The Liberals are trailing in the polls and facing complaints about the high cost of living and a lack of affordable housing.
One of the five executives at the meeting, Metro Chief Executive Officer Eric La Fleche, said the chains were keen to do all they could but dismissed the idea that they alone were to blame.
“We’re all committed to finding solutions to stabilize prices … it’s an industry issue. Any conversation has to include all the manufacturers, producers, farmers and everybody,” the CEO said.
“It’s not just about the retailers, the minister understands that very clearly.”
The other chains attending the meeting were Loblaws, Sobeys, Walmart and Costco, which together with Metro represent 80% of the Canadian market.

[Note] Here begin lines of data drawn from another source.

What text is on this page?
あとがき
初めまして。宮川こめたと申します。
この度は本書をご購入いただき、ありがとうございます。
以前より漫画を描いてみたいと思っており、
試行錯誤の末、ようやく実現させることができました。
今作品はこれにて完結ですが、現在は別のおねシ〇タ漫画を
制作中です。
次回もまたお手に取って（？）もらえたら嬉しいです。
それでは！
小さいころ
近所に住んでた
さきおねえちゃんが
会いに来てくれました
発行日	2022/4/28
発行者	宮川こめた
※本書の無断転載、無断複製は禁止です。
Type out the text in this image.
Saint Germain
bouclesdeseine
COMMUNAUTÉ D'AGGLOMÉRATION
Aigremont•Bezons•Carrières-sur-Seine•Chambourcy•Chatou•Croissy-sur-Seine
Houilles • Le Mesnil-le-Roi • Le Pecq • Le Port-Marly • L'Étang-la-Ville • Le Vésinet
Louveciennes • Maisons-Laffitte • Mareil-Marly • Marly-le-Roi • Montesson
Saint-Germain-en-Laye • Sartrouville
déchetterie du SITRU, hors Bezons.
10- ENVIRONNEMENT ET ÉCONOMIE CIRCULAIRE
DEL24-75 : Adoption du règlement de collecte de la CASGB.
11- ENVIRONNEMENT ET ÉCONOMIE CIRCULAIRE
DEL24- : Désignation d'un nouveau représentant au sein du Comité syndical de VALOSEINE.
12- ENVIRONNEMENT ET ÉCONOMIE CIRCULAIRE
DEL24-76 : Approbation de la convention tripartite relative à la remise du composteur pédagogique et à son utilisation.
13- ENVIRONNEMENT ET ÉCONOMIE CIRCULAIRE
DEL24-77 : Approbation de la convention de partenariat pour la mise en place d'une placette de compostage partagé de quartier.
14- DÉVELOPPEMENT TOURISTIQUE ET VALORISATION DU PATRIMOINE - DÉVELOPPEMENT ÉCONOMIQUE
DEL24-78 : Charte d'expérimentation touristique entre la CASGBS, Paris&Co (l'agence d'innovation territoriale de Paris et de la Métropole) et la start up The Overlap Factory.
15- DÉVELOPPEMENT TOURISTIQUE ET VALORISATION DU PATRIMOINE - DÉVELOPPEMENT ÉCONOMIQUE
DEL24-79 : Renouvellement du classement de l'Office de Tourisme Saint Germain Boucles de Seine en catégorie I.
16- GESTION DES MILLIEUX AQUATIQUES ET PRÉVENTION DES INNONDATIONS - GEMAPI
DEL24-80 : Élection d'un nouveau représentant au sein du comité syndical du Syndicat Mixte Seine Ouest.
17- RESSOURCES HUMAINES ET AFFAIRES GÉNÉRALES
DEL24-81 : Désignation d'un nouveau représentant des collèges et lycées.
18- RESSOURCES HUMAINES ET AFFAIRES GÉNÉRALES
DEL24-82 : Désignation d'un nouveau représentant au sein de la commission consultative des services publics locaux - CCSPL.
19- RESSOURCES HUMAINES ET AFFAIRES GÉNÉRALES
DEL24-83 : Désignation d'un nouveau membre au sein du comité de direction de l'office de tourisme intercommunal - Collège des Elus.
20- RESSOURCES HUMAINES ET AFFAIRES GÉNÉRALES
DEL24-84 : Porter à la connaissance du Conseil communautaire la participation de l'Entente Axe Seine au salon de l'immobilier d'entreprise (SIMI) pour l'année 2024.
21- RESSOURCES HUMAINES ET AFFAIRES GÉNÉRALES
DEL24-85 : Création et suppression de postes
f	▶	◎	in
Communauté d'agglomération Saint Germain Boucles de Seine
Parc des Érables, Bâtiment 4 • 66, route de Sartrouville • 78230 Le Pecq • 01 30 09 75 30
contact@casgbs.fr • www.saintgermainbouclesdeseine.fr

As part of the government’s push to cope with high prices, Prime Minister Justin Trudeau last week announced a tax break designed to boost the construction of new rental apartment buildings and relieve pressure on the Canadian housing market.
Karina Gould, the minister in charge of pushing the government’s agenda through the House of Commons lower chamber of parliament, said she would shortly introduce wide-ranging draft legislation designed to help curb inflation.
Polls show the official opposition Conservatives, who blame high inflation on Trudeau for what they call excessive government spending, would win an election if one were held now, ending eight years of Liberal rule.